With astonishing insight, Netflix titled their 2020 film exploring birth loss, “Pieces of a Woman”. Insightful because at every level, birth trauma involves disconnection, a breaking into pieces marked by a sense of shame. Pieces of information about the mother and baby that were not joined enough to prevent what happened.
The disconnection from anticipated joy, the disconnection from staff, baby, loved ones, and shockingly, the disconnection internally; muscles and tissues in the pelvis torn apart, sections of the brain shutting down and disconnecting from one another.
The window of MRI into traumatised brains displays the silent void in areas responsible for recognising emotions and enabling them to be processed. We may feel horrified that birth trauma sufferers feel shame and make wildly illogical accusations of blame towards themselves, but this is how the traumatised brain operates in a bid to protect itself.
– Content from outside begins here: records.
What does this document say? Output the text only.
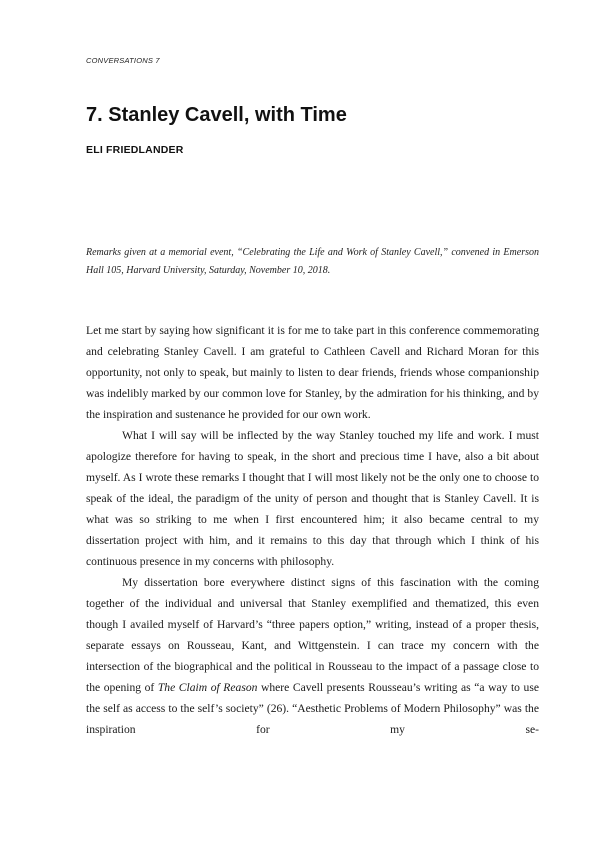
CONVERSATIONS 7
7. Stanley Cavell, with Time
ELI FRIEDLANDER

Remarks given at a memorial event, “Celebrating the Life and Work of Stanley Cavell,” convened in Emerson Hall 105, Harvard University, Saturday, November 10, 2018.

Let me start by saying how significant it is for me to take part in this conference commemorating and celebrating Stanley Cavell. I am grateful to Cathleen Cavell and Richard Moran for this opportunity, not only to speak, but mainly to listen to dear friends, friends whose companionship was indelibly marked by our common love for Stanley, by the admiration for his thinking, and by the inspiration and sustenance he provided for our own work.

What I will say will be inflected by the way Stanley touched my life and work. I must apologize therefore for having to speak, in the short and precious time I have, also a bit about myself. As I wrote these remarks I thought that I will most likely not be the only one to choose to speak of the ideal, the paradigm of the unity of person and thought that is Stanley Cavell. It is what was so striking to me when I first encountered him; it also became central to my dissertation project with him, and it remains to this day that through which I think of his continuous presence in my concerns with philosophy.

My dissertation bore everywhere distinct signs of this fascination with the coming together of the individual and universal that Stanley exemplified and thematized, this even though I availed myself of Harvard’s “three papers option,” writing, instead of a proper thesis, separate essays on Rousseau, Kant, and Wittgenstein. I can trace my concern with the intersection of the biographical and the political in Rousseau to the impact of a passage close to the opening of The Claim of Reason where Cavell presents Rousseau’s writing as “a way to use the self as access to the self’s society” (26). “Aesthetic Problems of Modern Philosophy” was the inspiration for my se-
As a pelvic health physiotherapist who wants to walk with women as they ‘knit together’ their pieces, I would love you to join me in unshaming the experience of birth trauma and the details of treatment.
What is Birth Trauma (and why is it so entwined with shame?)
The language around birth trauma cueing shame is profound. Disbelief over the seriousness of the diagnosis or disgust at a choice of Caesarean birth are common, and can be traced back historically. As far back as the Latin roots of the words for genitalia and their nerves, there is a union between shame and the pelvic structures. The etymological dictionary records that “vulva” comes from the Latin word pudenda, which means “thing to be ashamed of”. The pudendal nerve supplies feeling and function to pelvic floor muscles, labia and vaginal tissue. The male equivalent was later translated in Old English as scamlin, or “shame limb”. There is little surprise then, that on top of the shame reaction common to trauma sufferers, birth trauma sufferers can experience extreme shame, self-loathing or disconnection from their pelvic area or whole self. Common phrases spoken by women in my clinic are: “I’m too afraid to look down there”, “Numbness is better than pain” or “It’s disgusting”. Not “my vagina”, but “it”.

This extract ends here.